Mechanistic insights into the specificity of human cytosolic sulfotransferase 2A1 (hSULT2A1) for hydroxylated polychlorinated biphenyls through the use of fluoro-tagged probes

Abstract

Determining the relationships between the structures of substrates and inhibitors and their interactions with drug-metabolizing enzymes is of prime importance in predicting the toxic potential of new and legacy xenobiotics. Traditionally, quantitative structure activity relationship (QSAR) studies are performed with many distinct compounds.
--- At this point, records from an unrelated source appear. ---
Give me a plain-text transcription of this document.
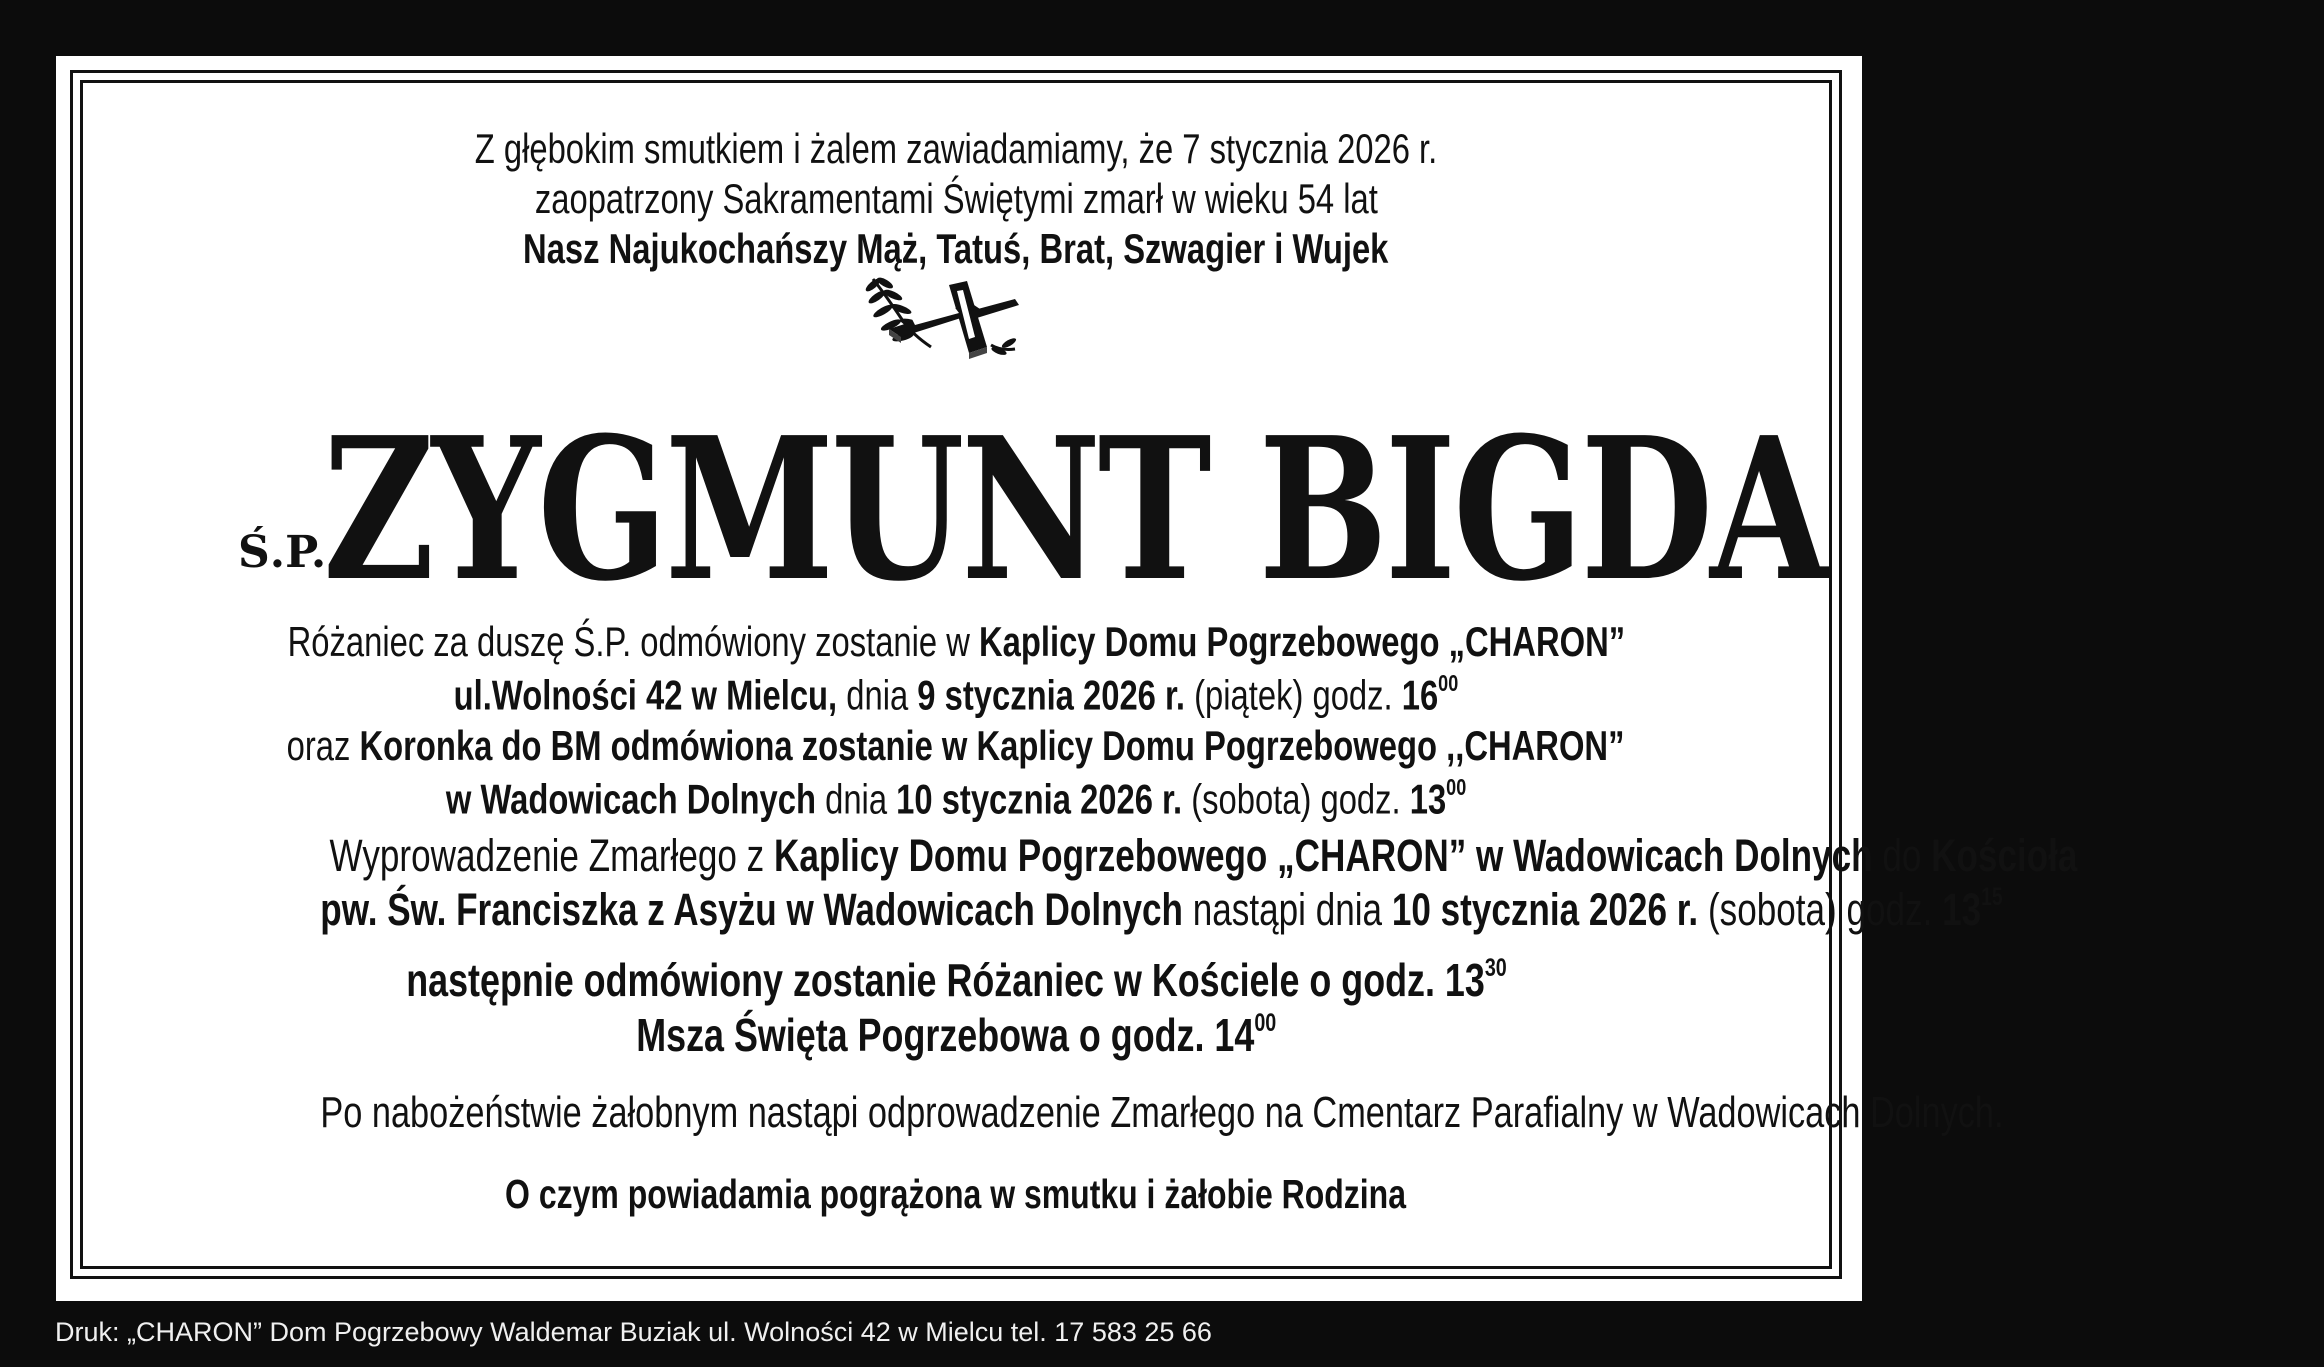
Z głębokim smutkiem i żalem zawiadamiamy, że 7 stycznia 2026 r.
zaopatrzony Sakramentami Świętymi zmarł w wieku 54 lat
Nasz Najukochańszy Mąż, Tatuś, Brat, Szwagier i Wujek
Ś.P.
ZYGMUNT BIGDA
Różaniec za duszę Ś.P. odmówiony zostanie w Kaplicy Domu Pogrzebowego „CHARON”
ul.Wolności 42 w Mielcu, dnia 9 stycznia 2026 r. (piątek) godz. $16^{00}$
oraz Koronka do BM odmówiona zostanie w Kaplicy Domu Pogrzebowego ,,CHARON”
w Wadowicach Dolnych dnia 10 stycznia 2026 r. (sobota) godz. $13^{00}$
Wyprowadzenie Zmarłego z Kaplicy Domu Pogrzebowego „CHARON” w Wadowicach Dolnych do Kościoła
pw. Św. Franciszka z Asyżu w Wadowicach Dolnych nastąpi dnia 10 stycznia 2026 r. (sobota) godz. $13^{15}$
następnie odmówiony zostanie Różaniec w Kościele o godz. $13^{30}$
Msza Święta Pogrzebowa o godz. $14^{00}$
Po nabożeństwie żałobnym nastąpi odprowadzenie Zmarłego na Cmentarz Parafialny w Wadowicach Dolnych.
O czym powiadamia pogrążona w smutku i żałobie Rodzina
Druk: „CHARON” Dom Pogrzebowy Waldemar Buziak ul. Wolności 42 w Mielcu tel. 17 583 25 66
Based on the chemical properties of the tested compounds, complex relationships can be established so that models can be developed to predict toxicity of novel compounds. In this study, the use of fluorinated analogues as supplemental QSAR compounds was investigated. Substituting fluorine induces changes in electronic and steric properties of the substrate without substantially changing the chemical backbone of the substrate. In vitro assays were performed using purified human cytosolic sulfotransferase hSULT2A1 as a model enzyme. A mono-hydroxylated polychlorinated biphenyl (4-OH PCB 14) and its four possible mono-fluoro analogues were used as test compounds. Remarkable similarities were found between this approach and previously published QSAR studies for hSULT2A1. Both studies implicate the importance of dipole moment and dihedral angle as being important to PCB structure in respect to being substrates for hSULT2A1. We conclude that mono-fluorinated analogues of a target substrate can be a useful tool to study the structure activity relationships for enzyme specificity.

Keywords: 4-Hydroxy-3,5-dichlorobiphenyl; Computational chemistry; F-tagged probes; Hydroxylated polychlorinated biphenyls; Polychlorinated biphenyls; QSAR; Sulfotransferase; hSULT2A1.

Fig 1. Sulfation of 4-OHPCB 14 and its fluorinated analogues by purified recombinant hSULT2A1

Assays were conducted at pH 7.0 with 200 μM PAPS as described in methods section. Data points are the means ± standard error of duplicate reactions, and curves represent the fit of the data to a substrate inhibition equation (v = V_max/(1+ (K_m/[S])+[S]/K_i)), where S is substrate concentration, v is the initial velocity, K_m is the Michaelis constant, K_i is the substrate inhibition constant and V_max is the maximal velocity

Fig 2. A strong correlation between K_i and V_max with dipole moment is observed in 4-OH PCB 14 and its 4 fluorinated analogues

A: Visual demonstration of the correlation between the dipole moment of the four fluorinated 4-OH PCB 14 analogues and the parent 4-OH PCB 14 with their respective K_i (substrate inhibition constant) and V_max (maximal velocity) parameters. B: Visual demonstration of the correlation between the dihedral angle of the four fluorinated 4-OH PCB 14 analogues and the parent 4-OH PCB 14 with their respective Kcat/Km parameters.

Fig 3. Summary of correlation findings

A positive correlation was observed between V_max and dipole moment, while a negative correlation was observed between K_i and dipole moment. Other chemical parameters calculated for these substrates did not have significant correlations with kinetic constants for the enzyme-catalyzed reaction.